If you can be somewhat realistic and knowledgeable about your target platforms, you can fairly easily find some common ground and use that as the basis for your structures.
For example, if your target platforms are Windows and Linux running on current x86 hardware, then you know a few things already:
char
is exactly 1 byte per the Standard
- 1 byte is 8 bits
int8_t
and uint8_t
are exactly 8 bits under C++11 (most C++03 compilers provide these anyway)
int16_t
and uint16_t
are exactly 16 bits under C++11
int32_t
and uint32_t
are exactly 32 bits under C++11
int64_t
and uint64_t
are exactly 64 bits under C++11
- C-style ASCII strings are NULL-terminated
char
arrays
- Preprocessor directives are available to take control over packing
Endianness will still be an issue, so you will have to deal with this when converting multi-byte types.
Trying to devise a structure which will be guaranteed by the Standard to have the same binary representation on the wire on all exotic platforms is impossible. You can get close by using only char
s, but even then there is no guarantee because you don't know how many bits are in a byte.
You could try to use bitfields to represent your data, but you still don't know how many bits are in a byte so you can't be certian how much padding will be added at the end.

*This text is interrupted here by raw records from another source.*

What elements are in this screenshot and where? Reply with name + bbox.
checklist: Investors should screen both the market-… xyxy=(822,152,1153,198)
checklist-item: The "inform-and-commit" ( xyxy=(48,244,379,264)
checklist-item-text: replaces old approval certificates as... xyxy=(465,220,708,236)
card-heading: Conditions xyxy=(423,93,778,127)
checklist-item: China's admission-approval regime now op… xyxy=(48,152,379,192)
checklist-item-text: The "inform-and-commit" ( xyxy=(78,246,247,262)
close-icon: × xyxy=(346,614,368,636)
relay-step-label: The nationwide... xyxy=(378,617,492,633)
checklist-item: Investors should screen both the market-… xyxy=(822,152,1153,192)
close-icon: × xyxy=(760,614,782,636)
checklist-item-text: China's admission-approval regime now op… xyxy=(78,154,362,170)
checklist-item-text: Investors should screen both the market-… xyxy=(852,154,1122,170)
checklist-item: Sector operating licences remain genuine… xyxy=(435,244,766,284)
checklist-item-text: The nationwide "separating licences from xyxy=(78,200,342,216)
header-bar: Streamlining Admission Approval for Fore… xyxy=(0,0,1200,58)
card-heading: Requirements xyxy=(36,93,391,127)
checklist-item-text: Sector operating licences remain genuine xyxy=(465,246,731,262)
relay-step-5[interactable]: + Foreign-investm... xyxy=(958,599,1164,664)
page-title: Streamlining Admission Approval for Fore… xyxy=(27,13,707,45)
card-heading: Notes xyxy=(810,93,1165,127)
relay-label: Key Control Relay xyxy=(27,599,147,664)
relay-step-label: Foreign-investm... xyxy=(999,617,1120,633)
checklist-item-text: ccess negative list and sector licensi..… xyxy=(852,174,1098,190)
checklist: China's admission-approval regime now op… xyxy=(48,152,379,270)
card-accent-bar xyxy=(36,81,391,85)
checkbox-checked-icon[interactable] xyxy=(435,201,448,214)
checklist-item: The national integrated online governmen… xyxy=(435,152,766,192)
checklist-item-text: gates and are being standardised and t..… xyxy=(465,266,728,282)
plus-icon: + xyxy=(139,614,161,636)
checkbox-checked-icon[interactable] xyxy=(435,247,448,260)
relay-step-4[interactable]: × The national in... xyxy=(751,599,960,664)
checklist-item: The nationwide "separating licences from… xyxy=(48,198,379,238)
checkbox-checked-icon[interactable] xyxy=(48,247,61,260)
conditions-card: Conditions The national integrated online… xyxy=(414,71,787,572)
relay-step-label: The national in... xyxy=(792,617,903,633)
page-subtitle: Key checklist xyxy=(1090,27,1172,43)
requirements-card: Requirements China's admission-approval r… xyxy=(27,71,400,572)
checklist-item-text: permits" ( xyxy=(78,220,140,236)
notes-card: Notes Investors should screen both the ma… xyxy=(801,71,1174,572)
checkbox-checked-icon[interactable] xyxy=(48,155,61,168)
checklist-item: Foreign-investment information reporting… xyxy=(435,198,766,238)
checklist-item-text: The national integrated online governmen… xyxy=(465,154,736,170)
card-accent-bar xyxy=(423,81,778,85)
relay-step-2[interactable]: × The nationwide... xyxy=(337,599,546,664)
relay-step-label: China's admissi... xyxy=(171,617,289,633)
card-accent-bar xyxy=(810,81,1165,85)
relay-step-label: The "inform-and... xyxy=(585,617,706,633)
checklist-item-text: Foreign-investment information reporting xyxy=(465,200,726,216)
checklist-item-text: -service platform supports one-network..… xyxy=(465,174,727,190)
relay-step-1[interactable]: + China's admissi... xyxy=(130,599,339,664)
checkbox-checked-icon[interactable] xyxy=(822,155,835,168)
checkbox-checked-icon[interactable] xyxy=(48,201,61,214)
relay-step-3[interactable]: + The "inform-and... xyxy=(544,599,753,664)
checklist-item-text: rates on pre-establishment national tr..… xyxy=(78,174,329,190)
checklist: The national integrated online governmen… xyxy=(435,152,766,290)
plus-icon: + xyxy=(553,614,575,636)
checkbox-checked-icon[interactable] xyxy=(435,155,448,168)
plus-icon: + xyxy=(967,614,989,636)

Portability serves a purpose: portable code is easier to maintain and extend than platform-specific code. Pursuing portability for portability's sake is an academic goal that has no place in professional programming. Pursuing portability for maintainability's sake on the other hand is a laudable goal, but it's also a balancing act. If you come up with a completely portable solution that is works on all possible platforms, but you will only run on two of those platforms and your code is impossible to maintain, then what is the point?